Ternary polymer solar cells based on wide bandgap and narrow bandgap non-fullerene acceptors with an efficiency of 16.40 % and a low energy loss of 0.53 eV

Abstract

Polymer solar cells (PSCs) are based on a ternary bulk heterojunction (BHJ) active layer consisting of the conjugated polymer PTB7-Th as a donor and two non-fullerene acceptors, that is, a wide bandgap acceptor based on perylene-diimide (PDI) unit, TPhEPDI-4, and narrow bandgap A-D-A acceptor denoted as BThIND-Cl. The lowest unoccupied molecular orbital offset between donor and acceptor materials used for the binary PTB7-Th:BThIND-Cl BHJ is about 0.34 eV, so there is still scope to narrow this offset and further reduce the energy loss through the incorporation of a second acceptor in a ternary active layer of PSCs.
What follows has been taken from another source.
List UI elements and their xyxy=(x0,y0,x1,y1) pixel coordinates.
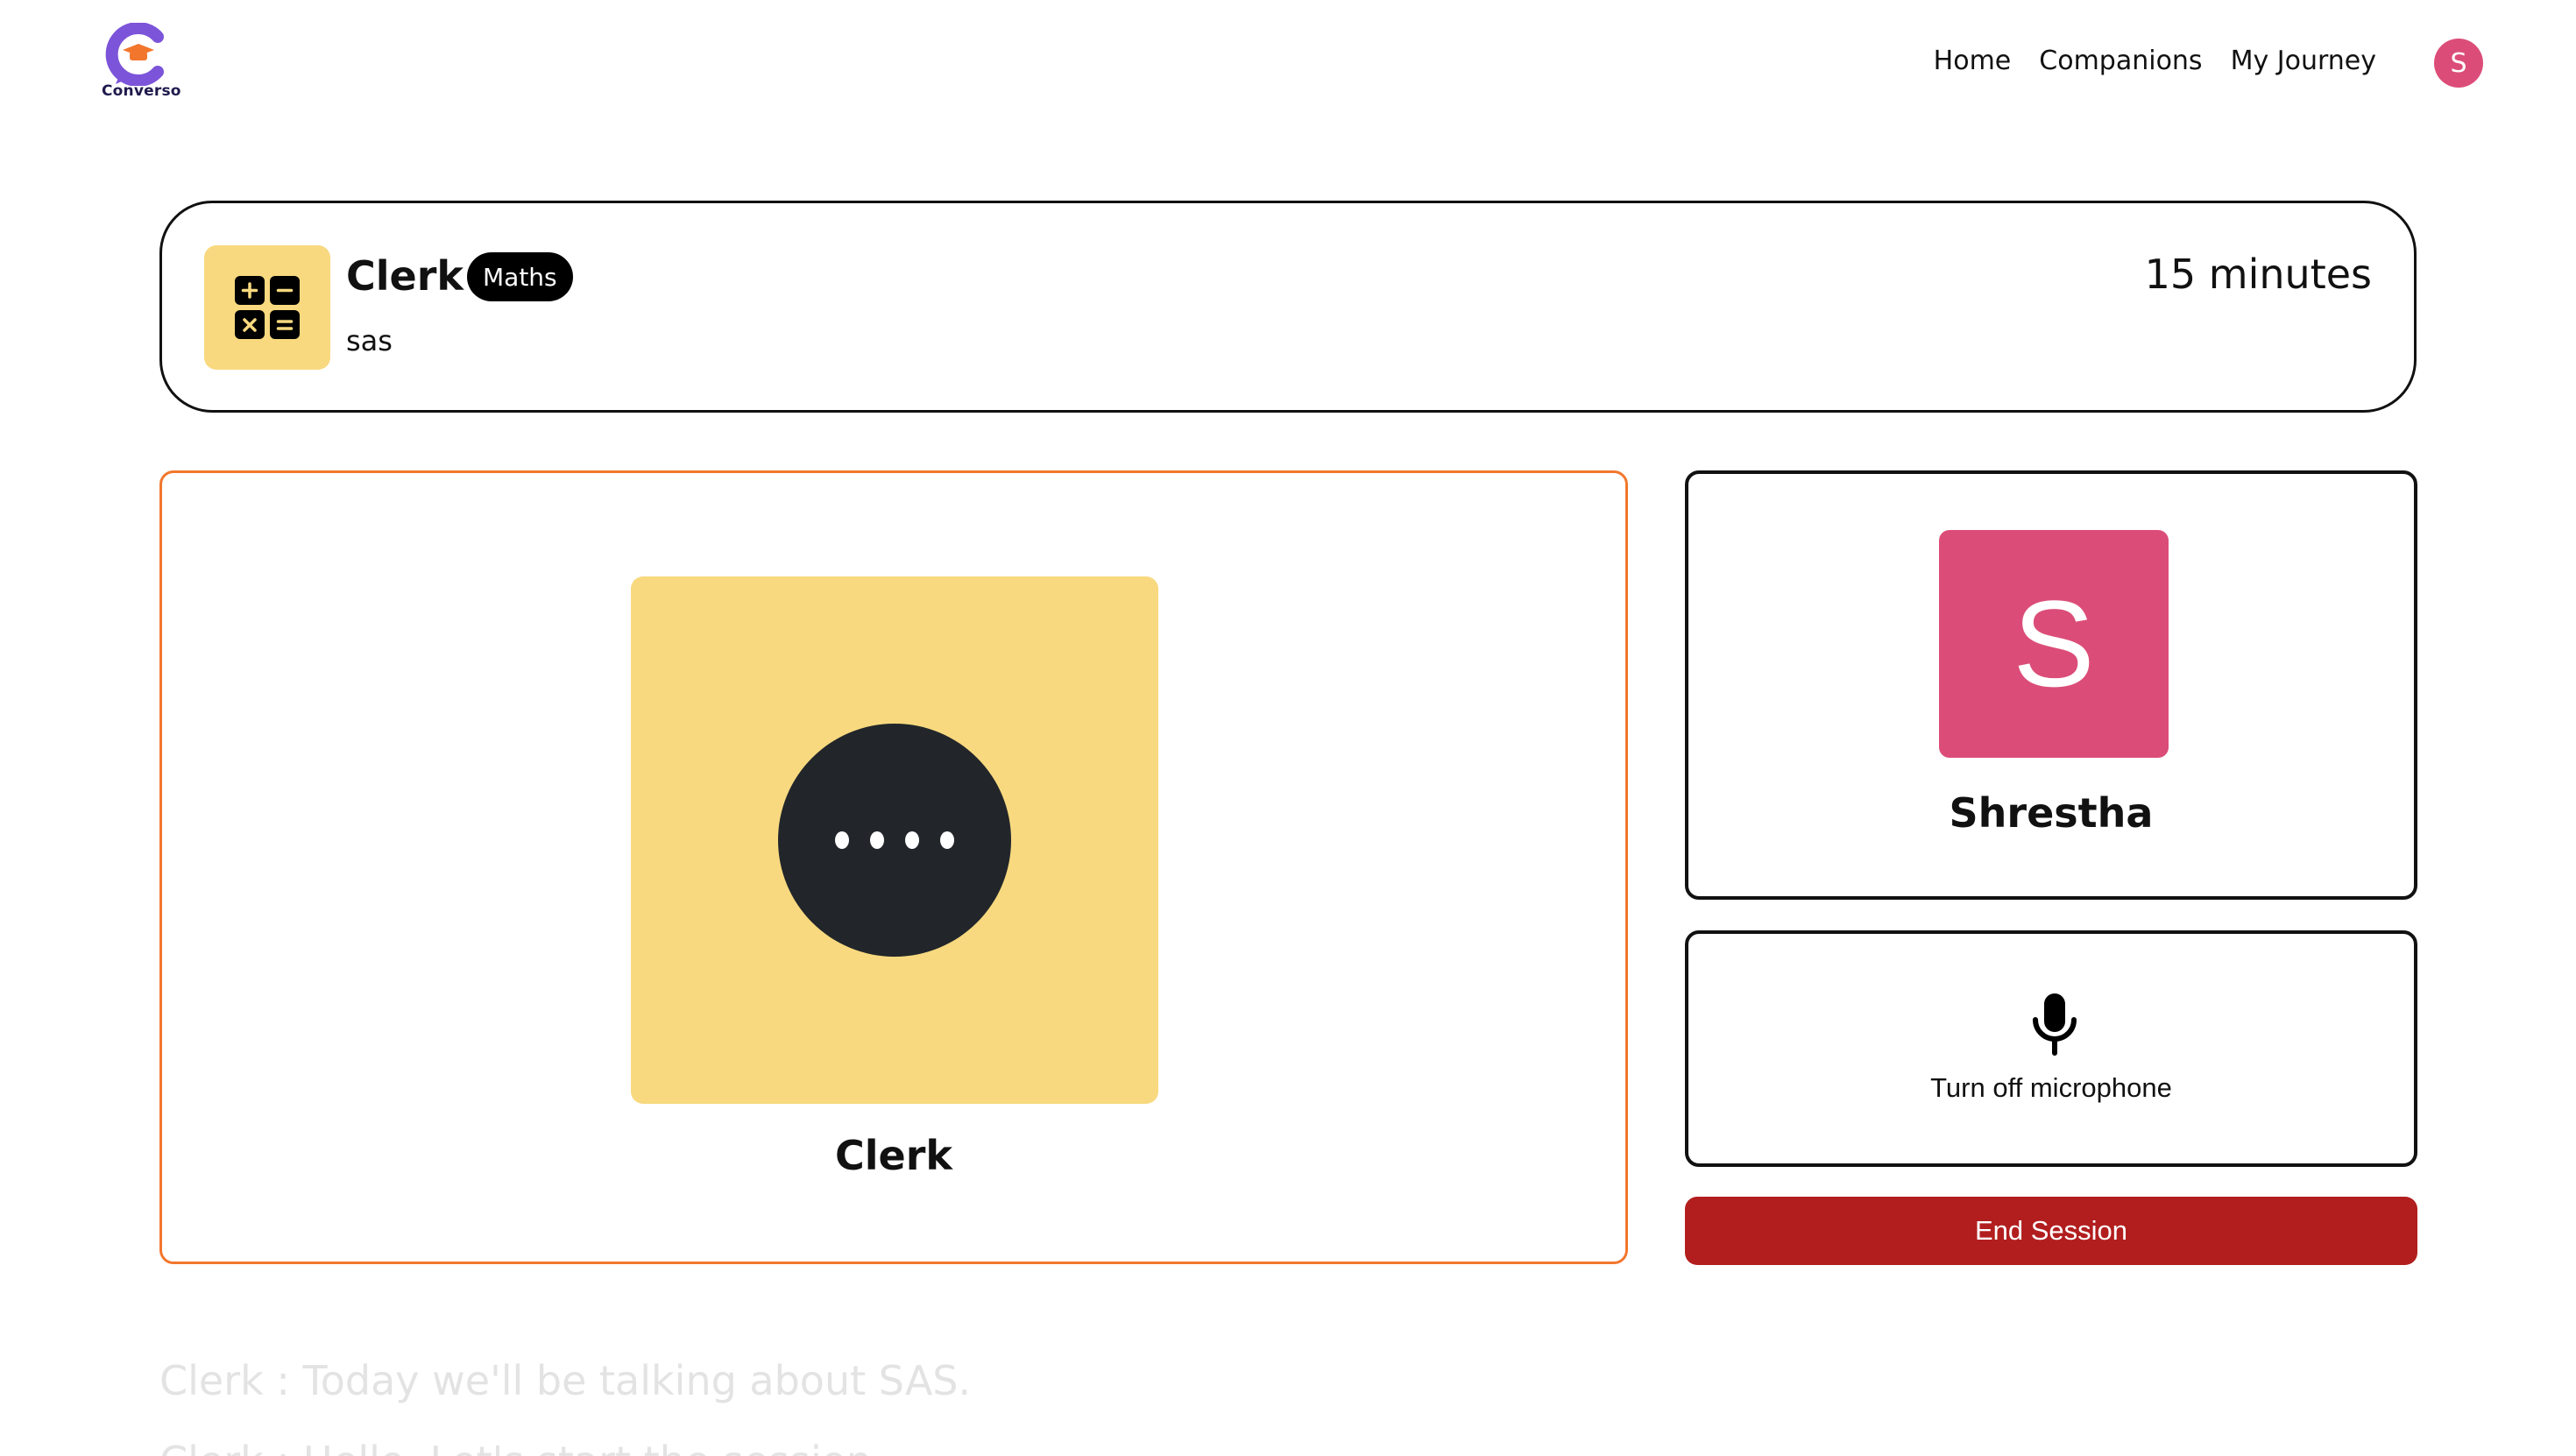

Interestingly, when TPhEPDI-4 is used as the second acceptor, there is an increase in open-circuit voltage (VOC) for the PSCs based on the PTB7-Th:TPhEPDI-4:BThIND-Cl ternary system owing to the creation of a cascade LUMO energy level alignment by TPhEPDI-4. After adjusting the weight ratios in the PTB7-Th:TPhEPDI-4:BThIND-Cl ternary BHJ layer to 1: 0.2:1.0 and subsequent solvent vapor annealing, we have achieved a power conversion efficiency of 16.40% (an energy loss of 0.53 eV and a VOC of 0.97 V) which is higher than that for binary PTB7-Th:BThIND-Cl (1:1.2) (14.18% with energy loss and an VOC of 0.58 eV and 0.91 V).